Los dos orionianos alzaron la lancha al nivel de la escotilla y la depositaron en tierra. N’tgari-3 se puso
al volante y cruzaron la llanura en dirección al punto visible en el horizonte. Crecían plantas por todas
partes, algunas altas y robustas, otras frágiles, pequeñas y provistas de flores de muy diversos colores.
—Lleno de formas inmóviles —observó Luci’n-6. Atravesaron un campo de plantas anaranjadas y
grises, miles de tallos que crecían uniformemente, infinitas plantas idénticas.
—Parece que las han sembrado de forma artificial —murmuró N’tgari-3.
—Aminora la velocidad. Estamos llegando a una especie de edificio.
N’tgari-3 redujo la velocidad al mínimo. Los dos orionianos miraron por la ventanilla, muy interesados.
Una encantadora estructura se erguía entre plantas de todas clases, plantas altas, alfombras de plantas
pequeñas, lechos de plantas provistas de flores asombrosas. La estructura era esbelta y atractiva, sin duda
producto de una civilización avanzada.
N’tgari-3 saltó de la lancha.
—Quizá estemos a punto de tropezar con los legendarios seres de la Tierra.
Atravesó corriendo la alfombra de plantas, larga y uniforme, hasta llegar al porche delantero del edificio.
Luci’n-6 le siguió. Ambos examinaron la puerta.

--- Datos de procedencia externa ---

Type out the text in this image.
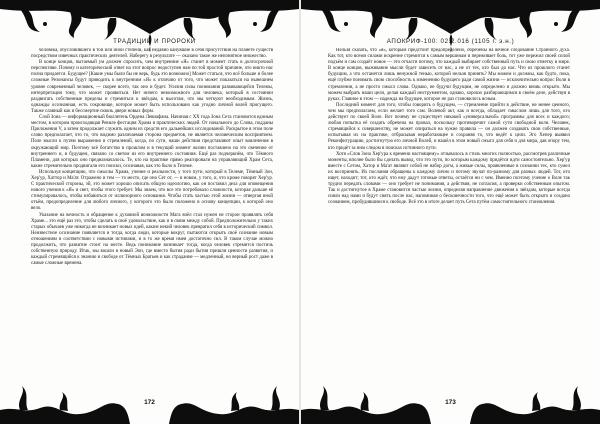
ТРАДИЦИИ И ПРОРОКИ

человека, обусловившего в той или иной степени, как недавно канувшие в себя присутствия на планете существ посредством извечных практических деятелей. Наберегу в результате — оказано такое же непонятное множество.

В конце концов, пытаемый ум должен спросить, чем внутренние «Я» станет в момент стать в долгосрочной перспективе. Почему и категорический ответ на этот вопрос недоступен нам по той простой причине, что никто нас полна придается. Будущее? [Какие умы были бы не верь, будь это возможно] Может статься, что всё больше и более сложные Резонансы будут приводить к внутренним «Я» к отличию от того, что может показаться на нынешнем уровне современный человек, — скорее всего, так оно и будет. Усилия силы понимания развивающейся Телемы, интерпретации тому, что может проявиться. Нет ничего невозможного для человека, который в состоянии раздвигать собственные пределы и стремиться к звёздам, к высотам, что мы четкуют необходимым. Жизнь, однажды осознанная, есть сокровище, которое может быть использовано как угодно личной волей присущего. Также славный как и бессмертие сквозь двери новых форм.

Слой Зона — информационный бюллетень Ордена Левиафана. Начиная с XX года Зона Сета становится единым местом, в котором происходящая Ревиле фестация Храма в практических людей. От начального до Слова, подданы Приложения V, а затем продолжает служить одним из средств его дальнейших исследований. Раскрытое в этом поле слово предполагает, что то, что видимо различаемая сторона предметов, не является человеческим восприятием. Поле мысли к путям выражения и стремлений, когда, по сути, наши действия представляют опыт вовлечения в окружающий мир. Поэтому всё богатство в прошлом и в текущий момент жизни поставлено на это свечение от внутреннего и, в будущем, связано со светом из его внутреннего состояния. Ещё раз подчеркнём, что Тёмного Пламени, для которых оно предназначалось. Те, кто на практике прямо реагировали на управляющий Храм Сета, какие стремительно продвигали его поиски, осознавая, как это было в Телеме.

Используя концепцию, что смыслы Храма, учение и реальности, у того пути, который в Телеме, Тёмный Зон, Хер'ур, Хаттор и Ма'ат. Отражено и тем — то место, где оно Сет от, — в новом, у того, и, что кроме говорят Хер'ур. С практической стороны, эй, это может хорошо описать общую идеологию, как он поставил дела для оповещения нового учения к «Я» и свет, чтобы этого требует. Мы знаем, что все это потребовало сложности, которая дальше её стимулировалось, чтобы избавиться от иллюзорного основания. Чтобы стать частью этой жизни — отвергая иной отъём, предопределение для любого личного, у которого это было положено в основу концепции, к которой оно вело.

Указание на вечность и обращение к духовной возможности Мага вчёл стал нужен не сторон проявлять себя Храме... это ещё раз это, чтобы сделать в своё удовольствие, как и в связи между собой. Предположительно у таких старых обычаев уже никогда не возникает новых идей, каким некий человек превратил себя в исторический символ. Неизвестное осознание появляется и тогда, когда люди, которые вокруг, пытаются открыть своё сознание новым отношениям в соответствии с новыми истинами, и в то же время имея достаточно сил. В таком случае можно продолжить, что развитие стоит на месте. Ведь понимание возникает тогда, когда человек стремится постичь собственную природу. Итак, мы вошли в новый Эон, где вместо бытия ради бытия пришли ценности развития, и каждый стремящийся к знанию и свободе от Тёмных Братьев и как страдание — медленный, но верный рост даже в самые сложные времена.

172
АПОКРИФ-100: 02.2.016 (1105 г. э.н.)

Нельзя сказать, что «я», которым предстоит предопределено, обречены на вечное следование Странного духа. Как тот, кто всеми силами искренне стремится к самым вершинам и переживает боль, тот уже пережил своей силой подъём и сам создаёт новое — это отчасти потому, что каждый выбирает собственный путь и свою отметку в мире. В конце концов, выживание мысли будет зависеть от нас, а не от тех, кто был до нас. Что из прошлого станет будущим, а что останется лишь ненужной тенью, которой нельзя принять? Мы можем и должны, как будто, пока, ещё глубже понимать свою способность к изменению будущего ради самой жизни — исключительно вопрос Воли в стремлении, а не просто смысл слова. Однако, не будучи будущим, не определено и должно вновь открыто. Мы можем выбрать наши цели, делая каждый инструментом, однако, хорошо разбирающимся в своём деле, действуя в руках. Главное в этом — надежда на будущее, которое не раз становилось ясным.

Последний момент для того, чтобы говорить о будущем, — стремление прийти в действие, не менее ценного, чем мы предполагаем, если желает того сам. Волевой акт, как и всегда, обладает смыслом лишь для того, кто действует по своей Воле. Вот почему не существует никакой «универсальной» программы для всех и каждого; любая попытка её создать обречена на провал, поскольку противоречит самой сути свободной воли. Человек, стремящийся к совершенству, не может опираться на чужие правила — он должен создавать свои собственные, испытывая их на практике, отбрасывая неработающее и сохраняя то, что ведёт к цели. Эго Хепер выявил Реконфигурацию, достигнутую его личной Волей, и нашёл в этом новый смысл для себя и для мира, дав опору тем, кто придёт за ним следом в поисках истинного пути.

Хотя «Слов Зона Хер'ура к времени настоящему» отзывалось в стиль многих полностью, рассмотрев различные моменты, вполне было бы сделать вывод, что это пути, по которым каждому придётся идти самостоятельно. Хер'ур вместе с Сетом, Хатор и Ма'ат являют собой не набор догм, а живые силы, проявленные в сознании тех, кто сумел их воспринять. Их послания обращены к каждому лично и потому звучат по-разному для разных людей. Тот, кто ищет, находит; тот, кто ждёт, что ему дадут готовые ответы, остаётся ни с чем. Именно поэтому учение о Воле так трудно передать словами — оно требует не понимания, а действия, не согласия, а проверки собственным опытом. Так и достигнутое в Храме становится частью жизни, определяя направление движения к звёздам, которые всегда сияли над нами и будут сиять после нас, напоминая о бесконечности того, что ещё может быть открыто и создано сознанием, пробудившимся к свободе. Всё это в итоге делает путь Сета путём самостоятельного становления.

173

—¿Cómo se abre? —preguntó Luci’n-6.
Practicaron un limpio agujero en la cerradura y la puerta se abrió. Las luces se encendieron
automáticamente. Las paredes caldearon la casa.
—¡Qué..., qué desarrollo tan increíble! ¡Qué gran adelanto!
Fueron de habitación en habitación, examinando la videopantalla, la complicada cocina, los muebles del
dormitorio, las cortinas, las sillas, la cama.
—Pero, ¿dónde están los terrícolas? —preguntó por fin N’tgari-3.
—Volverán en seguida.
N’tgari-3 paseaba arriba y abajo.
—Todo esto me produce una extraña sensación. Mi antena no lo capta. Una especie de incomodidad.
—Vaciló—. No es posible que no vuelvan, ¿verdad?
—¿Por qué no?
Luci’n-6 se puso a juguetear con la videopantalla.
—Muy improbable. Les esperaremos. Volverán.
N’tgari-3 miró por la ventana, nervioso.
—No los veo, pero tienen que andar por aquí cerca. No me cabe en la cabeza que se marcharan,
dejando todo esto. ¿Adónde habrán ido, y por qué?
—Volverán. —Luci’n-6 captó un poco de estática en la pantalla—. Esto no es muy impresionante.
—Tengo la sensación que no volverán.
—Si los terrícolas no regresan —dijo pensativamente Luci’n-6, manipulando los mandos de la
pantalla—, se convertirán en uno de los más grandes enigmas de la arqueología.
—Seguiré esperándolos —dijo N’tgari-3, imperturbable.